Frage: Was sollte Angela Merkel konkret tun?
LINDNER: Ich fordere Frau Merkel auf, den nächsten europäischen Gipfel im Februar als Wendepunkt zu nehmen. Entweder erreicht sie dort eine europäische Strategie, um die Flüchtlingszahlen zu reduzieren und eine faire Verteilung zu erreichen. Das wäre mein Wunsch. Oder Frau Merkel muss ihre Entscheidung aus dem September korrigieren, damit Deutschland nach den Dublin-Regeln wieder alle Flüchtlinge aus sicheren Drittländern an der Grenze abweist. Solange keine europäische Lösung erreicht wird, kann Deutschland so die Kontrolle zurückgewinnen. Das ist für mich der Hebel, um allen in Europa zu verdeutlichen, dass die Flüchtlingskrise nicht ein Problem Deutschlands ist, sondern eine gemeinsame europäische Herausforderung. Der muss man sich auch gemeinsam stellen. Sonst kehren die Schlagbäume auf Dauer zurück, was eine Katastrophe wäre.
Frage: Ist es denn realistisch, so etwas durchzusetzen, wenn man sich die politische Situation in Europa anguckt?
LINDNER: Mit den einseitigen Entscheidungen Deutschlands hat sich unser Land isoliert, und jetzt sagen die andern in Europa: Schaut mal, wie ihr damit umgeht! Der Versuch, ein globales Problem allein zu lösen, musste scheitern. Frau Merkel kann ihre ethischen Abwägungen nicht länger ganz Europa oktroyieren. Deshalb ist eine Rückkehr zum europäischen Gemeinschaftsrecht die Voraussetzung dafür, wieder Handlungsfähigkeit zu erlangen.
Frage: Wie wahrscheinlich ist das aus Ihrer Sicht?
LINDNER: Wenn Deutschland seine Politik der grenzenlosen Aufnahmebereitschaft durch einen solidarischen Realismus ersetzt, halte ich eine europäische Lösung für erreichbar. Wir können nicht länger einen rechtsfreien Zustand tolerieren. Das zerstört das Vertrauen der Menschen in ihren Staat. Das Ziel muss eine geschützte Außengrenze sein. Geschützt durch eine europäische Grenzpolizei und nicht durch Herrn Erdogan. Dann kann die Einreise nach Europa über Registrierung und Kontingente erfolgen, die fair verteilt werden. Ein solches Verfahren erlaubt überhaupt erst die Solidarität mit wirklich Bedürftigen, nämlich den Alten, den Kranken und den Kindern. Denn durch den Kontrollverlust und die Einreise über die Balkanroute sind überwiegend die Starken gekommen, nämlich junge Männer. Das sind nicht die, die erst unsere Hilfe brauchen.
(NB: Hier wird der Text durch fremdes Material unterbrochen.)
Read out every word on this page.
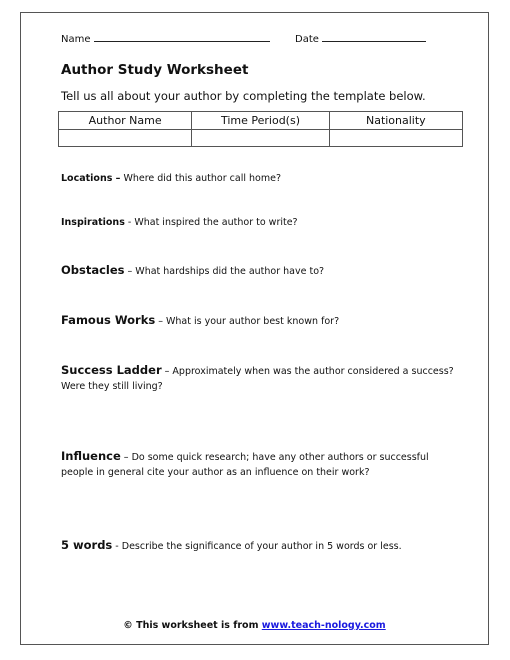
Name	Date
Author Study Worksheet
Tell us all about your author by completing the template below.
Author Name	Time Period(s)	Nationality

Locations – Where did this author call home?
Inspirations - What inspired the author to write?
Obstacles – What hardships did the author have to?
Famous Works – What is your author best known for?
Success Ladder – Approximately when was the author considered a success? Were they still living?
Influence – Do some quick research; have any other authors or successful people in general cite your author as an influence on their work?
5 words - Describe the significance of your author in 5 words or less.
© This worksheet is from www.teach-nology.com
Frage: Der Ausweis der Liberalität ist ja eigentlich, dass jeder nach seiner Fasson glücklich werden soll. Aber Integration erfordert ja klare Leitplanken. Wie sieht eine ideale, liberale Integrationspolitik aus?
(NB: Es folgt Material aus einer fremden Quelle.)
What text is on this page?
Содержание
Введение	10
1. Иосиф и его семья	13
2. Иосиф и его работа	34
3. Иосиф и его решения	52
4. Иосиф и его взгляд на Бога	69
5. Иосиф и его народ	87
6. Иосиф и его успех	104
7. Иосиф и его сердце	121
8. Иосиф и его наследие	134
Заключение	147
LINDNER: Die Voraussetzung für Integration ist, dass wir uns über unsere Identität klar werden: In was soll überhaupt integriert werden? Für mich ist das die Verfassungskultur des Grundgesetzes. Eine bessere Willkommenskultur kann es gar nicht geben als unsere weltoffene, liberale Verfassung. Bei uns sind die Freiheit und Würde des Einzelnen, die Gleichberechtigung der Geschlechter und der Schutz des Eigentums garantiert. Jeder kann sich frei entfalten, an welchen Gott er auch glaubt. Aber bei uns ist Satire über Mohammed erlaubt, und die junge Muslima muss am Sportunterricht teilnehmen.
Frage: Spielt auch wirtschaftliche Liberalität eine Rolle?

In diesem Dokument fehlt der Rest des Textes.